O levantamento também detalha como os brasileiros enxergam o trabalho em plataformas digitais, como atividades de motorista e entregador por aplicativo. Embora esse modelo tenha ganhado espaço nos últimos anos, ele ainda aparece mais como complemento de renda do que como ocupação central.

Apenas 30% dos entrevistados disseram ver esse tipo de atividade como a principal fonte de sustento.
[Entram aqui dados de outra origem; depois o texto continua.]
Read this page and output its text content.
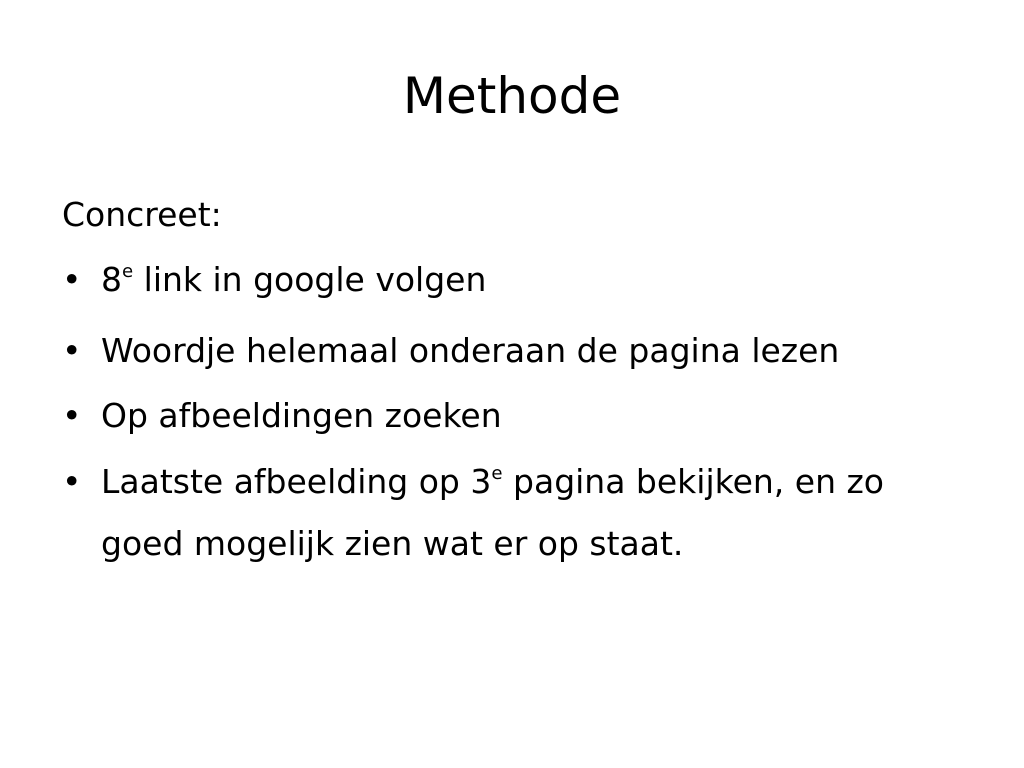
Methode

Concreet:

• 8e link in google volgen
• Woordje helemaal onderaan de pagina lezen
• Op afbeeldingen zoeken
• Laatste afbeelding op 3e pagina bekijken, en zo goed mogelijk zien wat er op staat.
Isso mostra que, para grande parte dos trabalhadores, a renda obtida por aplicativos funciona como apoio financeiro e não substitui completamente a busca por vínculos mais estáveis.
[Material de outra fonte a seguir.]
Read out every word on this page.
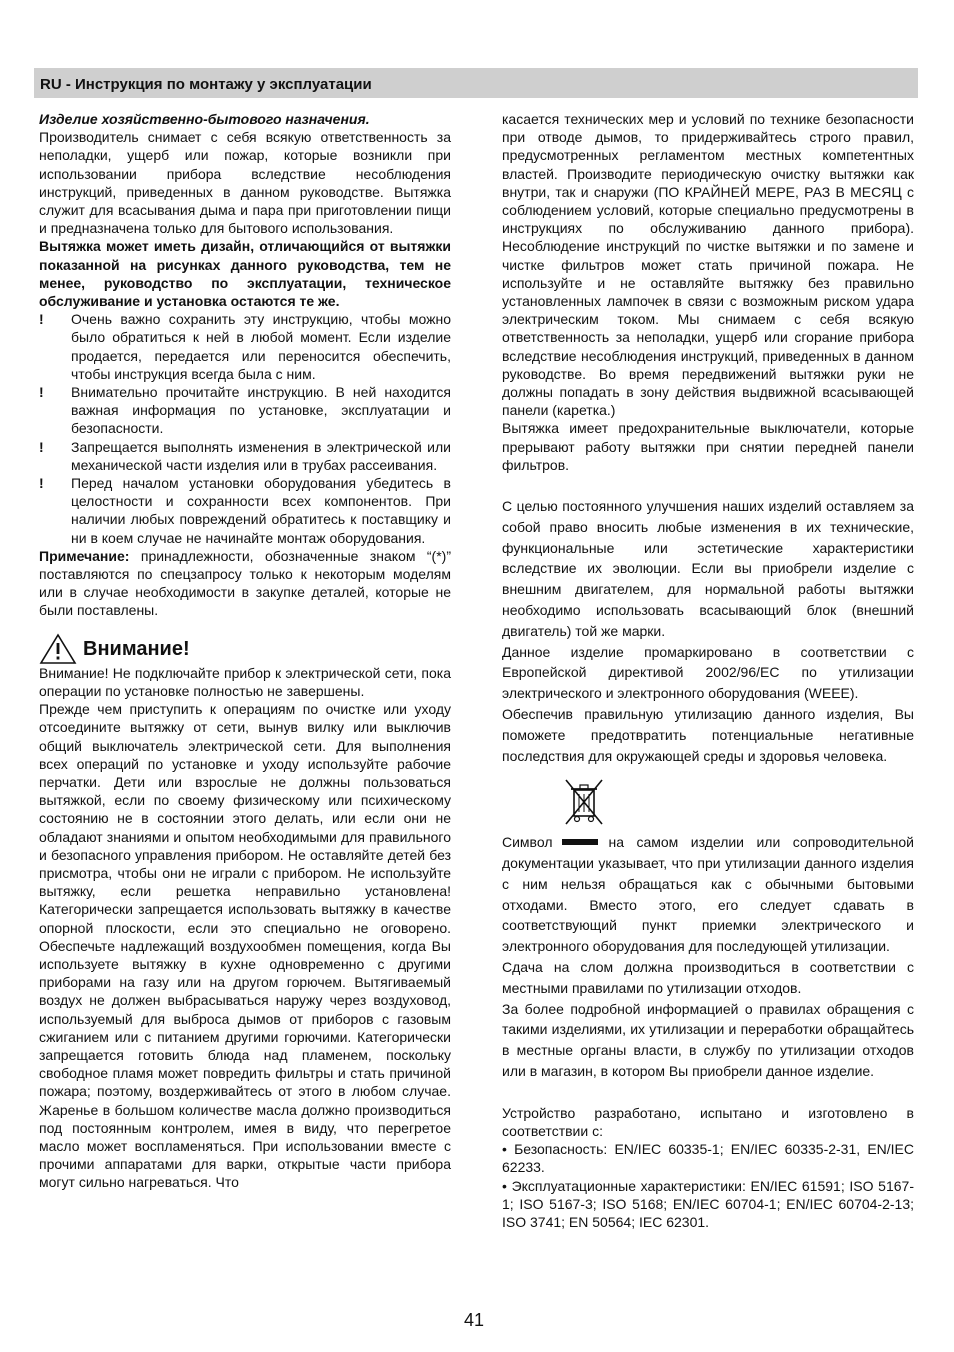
RU - Инструкция по монтажу у эксплуатации

Изделие хозяйственно-бытового назначения.

Производитель снимает с себя всякую ответственность за неполадки, ущерб или пожар, которые возникли при использовании прибора вследствие несоблюдения инструкций, приведенных в данном руководстве. Вытяжка служит для всасывания дыма и пара при приготовлении пищи и предназначена только для бытового использования.

Вытяжка может иметь дизайн, отличающийся от вытяжки показанной на рисунках данного руководства, тем не менее, руководство по эксплуатации, техническое обслуживание и установка остаются те же.

!	Очень важно сохранить эту инструкцию, чтобы можно было обратиться к ней в любой момент. Если изделие продается, передается или переносится обеспечить, чтобы инструкция всегда была с ним.
!	Внимательно прочитайте инструкцию. В ней находится важная информация по установке, эксплуатации и безопасности.
!	Запрещается выполнять изменения в электрической или механической части изделия или в трубах рассеивания.
!	Перед началом установки оборудования убедитесь в целостности и сохранности всех компонентов. При наличии любых повреждений обратитесь к поставщику и ни в коем случае не начинайте монтаж оборудования.

Примечание: принадлежности, обозначенные знаком “(*)” поставляются по спецзапросу только к некоторым моделям или в случае необходимости в закупке деталей, которые не были поставлены.

Внимание!

Внимание! Не подключайте прибор к электрической сети, пока операции по установке полностью не завершены.

Прежде чем приступить к операциям по очистке или уходу отсоедините вытяжку от сети, вынув вилку или выключив общий выключатель электрической сети. Для выполнения всех операций по установке и уходу используйте рабочие перчатки. Дети или взрослые не должны пользоваться вытяжкой, если по своему физическому или психическому состоянию не в состоянии этого делать, или если они не обладают знаниями и опытом необходимыми для правильного и безопасного управления прибором. Не оставляйте детей без присмотра, чтобы они не играли с прибором. Не используйте вытяжку, если решетка неправильно установлена! Категорически запрещается использовать вытяжку в качестве опорной плоскости, если это специально не оговорено. Обеспечьте надлежащий воздухообмен помещения, когда Вы используете вытяжку в кухне одновременно с другими приборами на газу или на другом горючем. Вытягиваемый воздух не должен выбрасываться наружу через воздуховод, используемый для выброса дымов от приборов с газовым сжиганием или с питанием другими горючими. Категорически запрещается готовить блюда над пламенем, поскольку свободное пламя может повредить фильтры и стать причиной пожара; поэтому, воздерживайтесь от этого в любом случае. Жаренье в большом количестве масла должно производиться под постоянным контролем, имея в виду, что перегретое масло может воспламеняться. При использовании вместе с прочими аппаратами для варки, открытые части прибора могут сильно нагреваться. Что

касается технических мер и условий по технике безопасности при отводе дымов, то придерживайтесь строго правил, предусмотренных регламентом местных компетентных властей. Производите периодическую очистку вытяжки как внутри, так и снаружи (ПО КРАЙНЕЙ МЕРЕ, РАЗ В МЕСЯЦ с соблюдением условий, которые специально предусмотрены в инструкциях по обслуживанию данного прибора). Несоблюдение инструкций по чистке вытяжки и по замене и чистке фильтров может стать причиной пожара. Не используйте и не оставляйте вытяжку без правильно установленных лампочек в связи с возможным риском удара электрическим током. Мы снимаем с себя всякую ответственность за неполадки, ущерб или сгорание прибора вследствие несоблюдения инструкций, приведенных в данном руководстве. Во время передвижений вытяжки руки не должны попадать в зону действия выдвижной всасывающей панели (каретка.)

Вытяжка имеет предохранительные выключатели, которые прерывают работу вытяжки при снятии передней панели фильтров.

С целью постоянного улучшения наших изделий оставляем за собой право вносить любые изменения в их технические, функциональные или эстетические характеристики вследствие их эволюции. Если вы приобрели изделие с внешним двигателем, для нормальной работы вытяжки необходимо использовать всасывающий блок (внешний двигатель) той же марки.

Данное изделие промаркировано в соответствии с Европейской директивой 2002/96/ЕС по утилизации электрического и электронного оборудования (WEEE).

Обеспечив правильную утилизацию данного изделия, Вы поможете предотвратить потенциальные негативные последствия для окружающей среды и здоровья человека.

Символ	на самом изделии или сопроводительной документации указывает, что при утилизации данного изделия с ним нельзя обращаться как с обычными бытовыми отходами. Вместо этого, его следует сдавать в соответствующий пункт приемки электрического и электронного оборудования для последующей утилизации.

Сдача на слом должна производиться в соответствии с местными правилами по утилизации отходов.

За более подробной информацией о правилах обращения с такими изделиями, их утилизации и переработки обращайтесь в местные органы власти, в службу по утилизации отходов или в магазин, в котором Вы приобрели данное изделие.

Устройство разработано, испытано и изготовлено в соответствии с:

• Безопасность: EN/IEC 60335-1; EN/IEC 60335-2-31, EN/IEC 62233.

• Эксплуатационные характеристики: EN/IEC 61591; ISO 5167-1; ISO 5167-3; ISO 5168; EN/IEC 60704-1; EN/IEC 60704-2-13; ISO 3741; EN 50564; IEC 62301.

41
Esse resultado dialoga com a preferência pela carteira assinada e com a percepção de que direitos trabalhistas e acesso à Previdência Social continuam sendo diferenciais importantes. Em um cenário de incerteza econômica, previsibilidade e proteção ainda fazem diferença no momento de escolher como trabalhar.
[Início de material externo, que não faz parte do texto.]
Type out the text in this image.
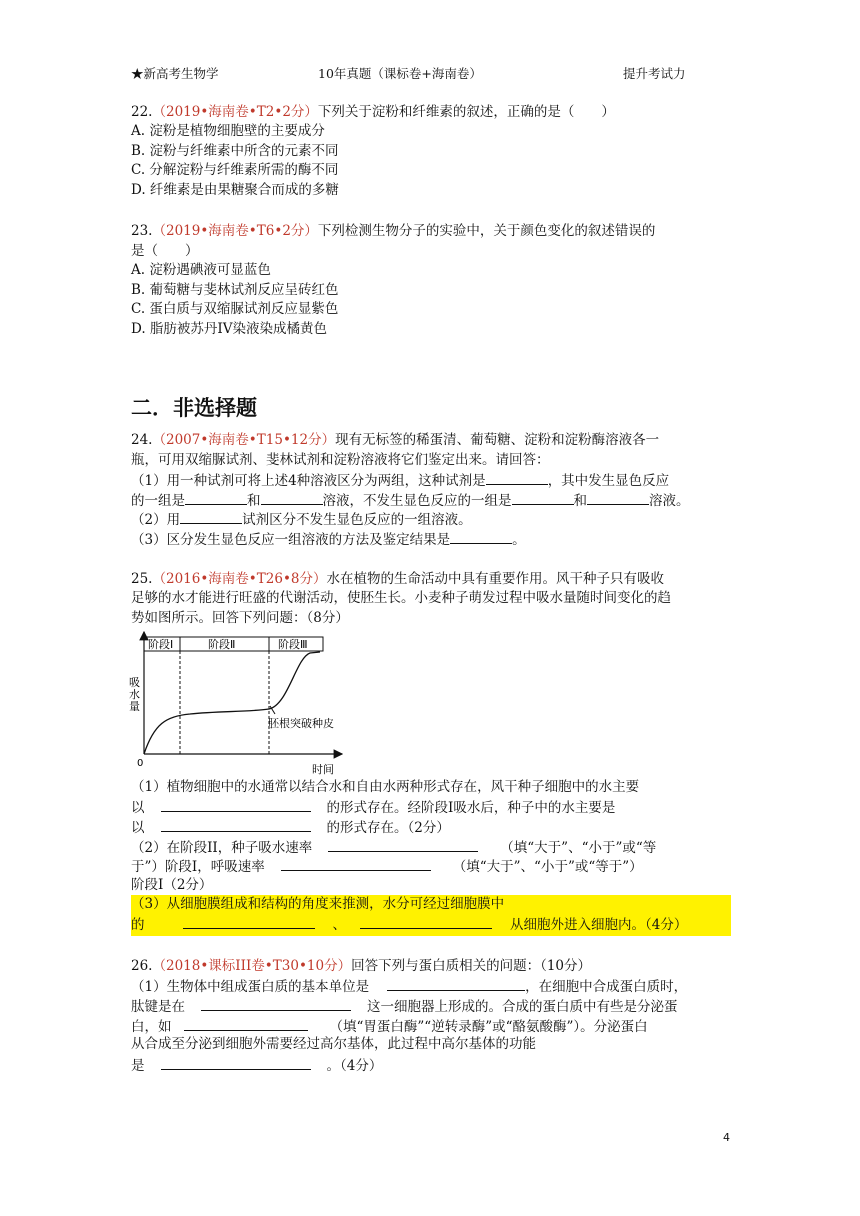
★新高考生物学	10年真题（课标卷+海南卷）	提升考试力
22.（2019•海南卷•T2•2分）下列关于淀粉和纤维素的叙述，正确的是（　　）
A. 淀粉是植物细胞壁的主要成分
B. 淀粉与纤维素中所含的元素不同
C. 分解淀粉与纤维素所需的酶不同
D. 纤维素是由果糖聚合而成的多糖
23.（2019•海南卷•T6•2分）下列检测生物分子的实验中，关于颜色变化的叙述错误的
是（　　）
A. 淀粉遇碘液可显蓝色
B. 葡萄糖与斐林试剂反应呈砖红色
C. 蛋白质与双缩脲试剂反应显紫色
D. 脂肪被苏丹IV染液染成橘黄色
二．非选择题
24.（2007•海南卷•T15•12分）现有无标签的稀蛋清、葡萄糖、淀粉和淀粉酶溶液各一
瓶，可用双缩脲试剂、斐林试剂和淀粉溶液将它们鉴定出来。请回答：
（1）用一种试剂可将上述4种溶液区分为两组，这种试剂是	，其中发生显色反应
的一组是	和	溶液，不发生显色反应的一组是	和	溶液。
（2）用	试剂区分不发生显色反应的一组溶液。
（3）区分发生显色反应一组溶液的方法及鉴定结果是	。
25.（2016•海南卷•T26•8分）水在植物的生命活动中具有重要作用。风干种子只有吸收
足够的水才能进行旺盛的代谢活动，使胚生长。小麦种子萌发过程中吸水量随时间变化的趋
势如图所示。回答下列问题：（8分）
阶段Ⅰ	阶段Ⅱ	阶段Ⅲ
吸
水
量
0	时间
胚根突破种皮
（1）植物细胞中的水通常以结合水和自由水两种形式存在，风干种子细胞中的水主要
以	的形式存在。经阶段I吸水后，种子中的水主要是
以	的形式存在。（2分）
（2）在阶段II，种子吸水速率	（填“大于”、“小于”或“等
于”）阶段I，呼吸速率	（填“大于”、“小于”或“等于”）
阶段I（2分）
（3）从细胞膜组成和结构的角度来推测，水分可经过细胞膜中
的	、	从细胞外进入细胞内。（4分）
26.（2018•课标III卷•T30•10分）回答下列与蛋白质相关的问题：（10分）
（1）生物体中组成蛋白质的基本单位是	，在细胞中合成蛋白质时，
肽键是在	这一细胞器上形成的。合成的蛋白质中有些是分泌蛋
白，如	（填“胃蛋白酶”“逆转录酶”或“酪氨酸酶”）。分泌蛋白
从合成至分泌到细胞外需要经过高尔基体，此过程中高尔基体的功能
是	。（4分）
4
Satisfação com o emprego atual é alta, mas a busca por novas vagas muda bastante conforme idade e tempo de trabalho

A pesquisa revela um nível elevado de satisfação entre os trabalhadores brasileiros. Hoje, 95% afirmam estar satisfeitos com o emprego atual, e 70% dizem estar muito satisfeitos.

Esse dado ajuda a entender por que a mobilidade no mercado de trabalho aparece como limitada. Apenas 20% dos entrevistados disseram ter buscado outro emprego recentemente, o que indica menor movimentação em comparação com a percepção de um mercado em transição acelerada.

Entre os jovens de 16 a 24 anos, esse percentual sobe para 35%, mostrando uma postura mais ativa na procura por novas oportunidades. Já entre trabalhadores com mais de 60 anos, apenas 6% buscaram outra vaga, o que reforça um comportamento mais estável.

O tempo no emprego também pesa nessa decisão. Entre quem está há menos de um ano na função atual, 36,7% procuraram outra vaga recentemente. No grupo com mais de cinco anos no mesmo trabalho, esse índice cai para apenas 9%.

Pesquisa expõe que o mercado mudou, mas o vínculo formal ainda concentra a ideia de proteção, previsibilidade e futuro profissional

Os números mostram que o mercado de trabalho brasileiro ficou mais diverso, mas não desmontou a força da formalização. O avanço do trabalho autônomo, do modelo PJ e das plataformas criou novas possibilidades, porém a CLT continua associada a segurança, direitos e planejamento de longo prazo.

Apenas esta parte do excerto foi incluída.